Related papers: MedViT V2: Medical Image Classification with KAN-Integrated Transformers and Dilated Neighborhood Attention

MedViT V2: Medical Image Classification with KAN-Integrated Transformers and Dilated Neighborhood Attention

URL: http://arxiv.org/abs/2502.13693v2
Date: Tue, 29 Jul 2025 00:25:29 GMT
Title: MedViT V2: Medical Image Classification with KAN-Integrated Transformers and Dilated Neighborhood Attention
Authors: Omid Nejati Manzari, Hojat Asgariandehkordi, Taha Koleilat, Yiming Xiao, Hassan Rivaz,
Abstract summary: We introduce the Medical Vision Transformer (MedViTV2) for generalized medical image classification.<n>MedViTV2 is 44% more computationally efficient than the previous version.<n>It significantly enhances accuracy, achieving improvements of 4.6% on MedMNIST, 5.8% on NonMNIST, and 13.4% on the MedMNIST-C benchmark.
Score: 2.13145300583399
License: http://creativecommons.org/licenses/by/4.0/
Abstract: Convolutional networks, transformers, hybrid models, and Mamba-based architectures have demonstrated strong performance across various medical image classification tasks. However, these methods were primarily designed to classify clean images using labeled data.
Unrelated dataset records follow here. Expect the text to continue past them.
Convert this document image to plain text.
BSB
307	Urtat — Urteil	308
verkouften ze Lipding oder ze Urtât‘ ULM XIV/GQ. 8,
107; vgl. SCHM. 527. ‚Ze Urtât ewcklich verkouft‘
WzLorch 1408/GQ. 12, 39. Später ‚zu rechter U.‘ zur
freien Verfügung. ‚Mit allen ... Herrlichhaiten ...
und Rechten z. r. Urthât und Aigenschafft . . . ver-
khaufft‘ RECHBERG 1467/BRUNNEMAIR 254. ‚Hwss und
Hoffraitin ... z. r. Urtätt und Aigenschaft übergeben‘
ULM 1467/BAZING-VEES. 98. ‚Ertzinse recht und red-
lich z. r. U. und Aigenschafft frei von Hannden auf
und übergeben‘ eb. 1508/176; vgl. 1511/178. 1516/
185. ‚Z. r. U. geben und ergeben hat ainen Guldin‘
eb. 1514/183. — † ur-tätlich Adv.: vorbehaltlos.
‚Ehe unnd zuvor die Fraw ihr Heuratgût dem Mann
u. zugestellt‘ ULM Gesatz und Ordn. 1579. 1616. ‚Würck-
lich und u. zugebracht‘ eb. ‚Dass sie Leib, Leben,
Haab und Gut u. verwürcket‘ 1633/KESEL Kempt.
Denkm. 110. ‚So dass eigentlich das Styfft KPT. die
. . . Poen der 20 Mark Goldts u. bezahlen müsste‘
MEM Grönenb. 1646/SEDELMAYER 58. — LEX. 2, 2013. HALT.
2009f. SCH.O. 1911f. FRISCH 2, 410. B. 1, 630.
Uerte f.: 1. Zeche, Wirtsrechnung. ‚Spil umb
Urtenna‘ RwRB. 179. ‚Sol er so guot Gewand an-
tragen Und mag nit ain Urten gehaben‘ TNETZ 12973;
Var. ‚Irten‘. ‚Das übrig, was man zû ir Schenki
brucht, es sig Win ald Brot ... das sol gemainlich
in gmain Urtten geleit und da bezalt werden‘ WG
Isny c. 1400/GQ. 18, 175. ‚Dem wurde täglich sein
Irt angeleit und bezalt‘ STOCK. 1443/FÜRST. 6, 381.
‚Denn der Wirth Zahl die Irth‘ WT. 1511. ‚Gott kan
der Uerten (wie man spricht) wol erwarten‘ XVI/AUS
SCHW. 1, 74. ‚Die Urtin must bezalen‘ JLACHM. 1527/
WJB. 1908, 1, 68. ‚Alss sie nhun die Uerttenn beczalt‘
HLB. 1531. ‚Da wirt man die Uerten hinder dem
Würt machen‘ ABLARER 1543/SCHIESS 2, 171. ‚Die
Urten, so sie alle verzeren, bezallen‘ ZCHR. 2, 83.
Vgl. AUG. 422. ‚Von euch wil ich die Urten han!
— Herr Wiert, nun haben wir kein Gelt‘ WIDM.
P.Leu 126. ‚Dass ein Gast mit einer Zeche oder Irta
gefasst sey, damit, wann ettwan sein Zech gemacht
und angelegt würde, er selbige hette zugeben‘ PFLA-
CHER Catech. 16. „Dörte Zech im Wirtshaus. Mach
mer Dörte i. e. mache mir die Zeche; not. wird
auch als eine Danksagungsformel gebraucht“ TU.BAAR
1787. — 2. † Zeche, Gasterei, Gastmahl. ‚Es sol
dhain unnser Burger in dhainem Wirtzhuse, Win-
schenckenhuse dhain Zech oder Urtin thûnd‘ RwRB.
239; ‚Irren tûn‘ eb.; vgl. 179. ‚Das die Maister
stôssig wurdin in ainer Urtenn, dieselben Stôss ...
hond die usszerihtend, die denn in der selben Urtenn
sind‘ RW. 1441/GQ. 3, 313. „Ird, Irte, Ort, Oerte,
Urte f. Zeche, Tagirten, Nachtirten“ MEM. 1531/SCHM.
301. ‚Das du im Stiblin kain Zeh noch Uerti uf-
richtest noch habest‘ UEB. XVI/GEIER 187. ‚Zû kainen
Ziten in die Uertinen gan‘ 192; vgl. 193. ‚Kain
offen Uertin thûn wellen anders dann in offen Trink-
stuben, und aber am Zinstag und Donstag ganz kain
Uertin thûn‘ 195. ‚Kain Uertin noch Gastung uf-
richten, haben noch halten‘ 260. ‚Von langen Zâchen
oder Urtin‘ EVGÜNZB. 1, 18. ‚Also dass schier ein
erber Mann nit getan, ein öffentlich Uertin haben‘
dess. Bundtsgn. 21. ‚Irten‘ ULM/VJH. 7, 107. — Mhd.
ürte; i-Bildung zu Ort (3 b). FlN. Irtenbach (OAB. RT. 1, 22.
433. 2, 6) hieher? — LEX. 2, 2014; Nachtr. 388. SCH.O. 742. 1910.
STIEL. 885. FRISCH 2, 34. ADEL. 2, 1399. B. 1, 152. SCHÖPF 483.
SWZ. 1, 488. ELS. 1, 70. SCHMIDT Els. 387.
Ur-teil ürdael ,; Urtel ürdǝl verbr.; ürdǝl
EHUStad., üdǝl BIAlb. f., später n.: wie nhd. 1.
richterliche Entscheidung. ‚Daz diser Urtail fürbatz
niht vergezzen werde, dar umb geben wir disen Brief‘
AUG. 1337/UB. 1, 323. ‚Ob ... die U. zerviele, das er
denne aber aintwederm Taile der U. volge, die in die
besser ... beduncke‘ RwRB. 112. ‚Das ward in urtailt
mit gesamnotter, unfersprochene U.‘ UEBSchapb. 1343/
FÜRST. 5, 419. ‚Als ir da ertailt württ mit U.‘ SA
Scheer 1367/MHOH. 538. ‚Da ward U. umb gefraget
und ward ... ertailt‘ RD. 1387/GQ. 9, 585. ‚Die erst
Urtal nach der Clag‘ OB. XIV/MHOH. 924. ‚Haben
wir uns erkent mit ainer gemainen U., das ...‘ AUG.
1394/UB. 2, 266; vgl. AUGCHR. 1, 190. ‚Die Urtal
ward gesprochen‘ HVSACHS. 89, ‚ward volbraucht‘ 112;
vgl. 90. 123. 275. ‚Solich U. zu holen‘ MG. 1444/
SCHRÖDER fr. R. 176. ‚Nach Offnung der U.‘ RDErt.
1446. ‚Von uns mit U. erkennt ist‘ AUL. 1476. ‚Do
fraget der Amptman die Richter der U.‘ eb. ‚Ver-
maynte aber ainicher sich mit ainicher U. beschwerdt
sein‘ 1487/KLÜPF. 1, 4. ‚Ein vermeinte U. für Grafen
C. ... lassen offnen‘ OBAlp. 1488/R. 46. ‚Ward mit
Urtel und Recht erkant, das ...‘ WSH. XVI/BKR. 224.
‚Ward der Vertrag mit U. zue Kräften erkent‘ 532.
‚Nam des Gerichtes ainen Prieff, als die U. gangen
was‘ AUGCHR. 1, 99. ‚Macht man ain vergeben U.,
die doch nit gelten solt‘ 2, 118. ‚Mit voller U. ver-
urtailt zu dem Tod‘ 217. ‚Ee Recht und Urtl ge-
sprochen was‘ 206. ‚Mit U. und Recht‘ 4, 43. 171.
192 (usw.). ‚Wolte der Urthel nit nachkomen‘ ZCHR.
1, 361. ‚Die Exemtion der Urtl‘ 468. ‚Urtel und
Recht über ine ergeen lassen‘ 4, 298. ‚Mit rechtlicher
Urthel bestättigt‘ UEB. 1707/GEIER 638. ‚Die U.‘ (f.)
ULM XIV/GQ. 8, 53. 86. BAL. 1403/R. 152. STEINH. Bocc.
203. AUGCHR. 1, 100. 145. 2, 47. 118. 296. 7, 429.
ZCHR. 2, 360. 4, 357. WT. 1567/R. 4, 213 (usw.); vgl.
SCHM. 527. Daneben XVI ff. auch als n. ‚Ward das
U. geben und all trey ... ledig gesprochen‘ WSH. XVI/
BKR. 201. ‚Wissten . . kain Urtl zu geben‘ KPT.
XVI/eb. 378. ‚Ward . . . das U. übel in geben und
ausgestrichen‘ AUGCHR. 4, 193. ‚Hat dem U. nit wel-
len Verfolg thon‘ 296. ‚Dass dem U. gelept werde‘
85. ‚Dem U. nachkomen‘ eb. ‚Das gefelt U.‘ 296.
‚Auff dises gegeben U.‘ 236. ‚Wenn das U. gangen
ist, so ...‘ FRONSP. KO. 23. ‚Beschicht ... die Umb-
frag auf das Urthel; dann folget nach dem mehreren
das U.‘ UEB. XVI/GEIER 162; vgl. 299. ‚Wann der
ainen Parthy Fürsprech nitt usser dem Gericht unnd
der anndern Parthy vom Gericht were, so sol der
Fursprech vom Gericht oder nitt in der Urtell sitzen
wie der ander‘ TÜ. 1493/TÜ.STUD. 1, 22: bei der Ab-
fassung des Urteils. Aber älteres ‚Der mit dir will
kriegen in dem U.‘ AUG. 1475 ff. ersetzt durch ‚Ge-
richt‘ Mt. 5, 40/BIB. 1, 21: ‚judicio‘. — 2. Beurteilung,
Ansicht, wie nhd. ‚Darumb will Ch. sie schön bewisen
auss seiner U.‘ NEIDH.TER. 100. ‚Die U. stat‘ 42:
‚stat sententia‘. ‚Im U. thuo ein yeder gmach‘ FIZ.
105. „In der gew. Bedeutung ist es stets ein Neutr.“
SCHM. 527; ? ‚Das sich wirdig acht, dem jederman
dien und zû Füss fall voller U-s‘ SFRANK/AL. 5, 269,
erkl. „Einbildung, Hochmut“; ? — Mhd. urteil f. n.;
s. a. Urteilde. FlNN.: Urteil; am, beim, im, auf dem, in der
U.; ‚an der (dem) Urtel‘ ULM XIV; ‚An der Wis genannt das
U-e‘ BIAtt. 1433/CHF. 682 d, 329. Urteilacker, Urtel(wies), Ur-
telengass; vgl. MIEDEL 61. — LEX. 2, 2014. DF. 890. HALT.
In contrast, real-world clinical data often involve image corruptions that are unique to multi-center studies and stem from variations in imaging equipment across manufacturers. In this paper, we introduce the Medical Vision Transformer (MedViTV2), a novel architecture incorporating Kolmogorov-Arnold Network (KAN) layers into the transformer architecture for the first time, aiming for generalized medical image classification. We have developed an efficient KAN block to reduce computational load while enhancing the accuracy of the original MedViT. Additionally, to counteract the fragility of our MedViT when scaled up, we propose an enhanced Dilated Neighborhood Attention (DiNA), an adaptation of the efficient fused dot-product attention kernel capable of capturing global context and expanding receptive fields to scale the model effectively and addressing feature collapse issues. Moreover, a hierarchical hybrid strategy is introduced to stack our Local Feature Perception and Global Feature Perception blocks in an efficient manner, which balances local and global feature perceptions to boost performance. Extensive experiments on 17 medical image classification datasets and 12 corrupted medical image datasets demonstrate that MedViTV2 achieved state-of-the-art results in 27 out of 29 experiments with reduced computational complexity. MedViTV2 is 44\% more computationally efficient than the previous version and significantly enhances accuracy, achieving improvements of 4.6\% on MedMNIST, 5.8\% on NonMNIST, and 13.4\% on the MedMNIST-C benchmark.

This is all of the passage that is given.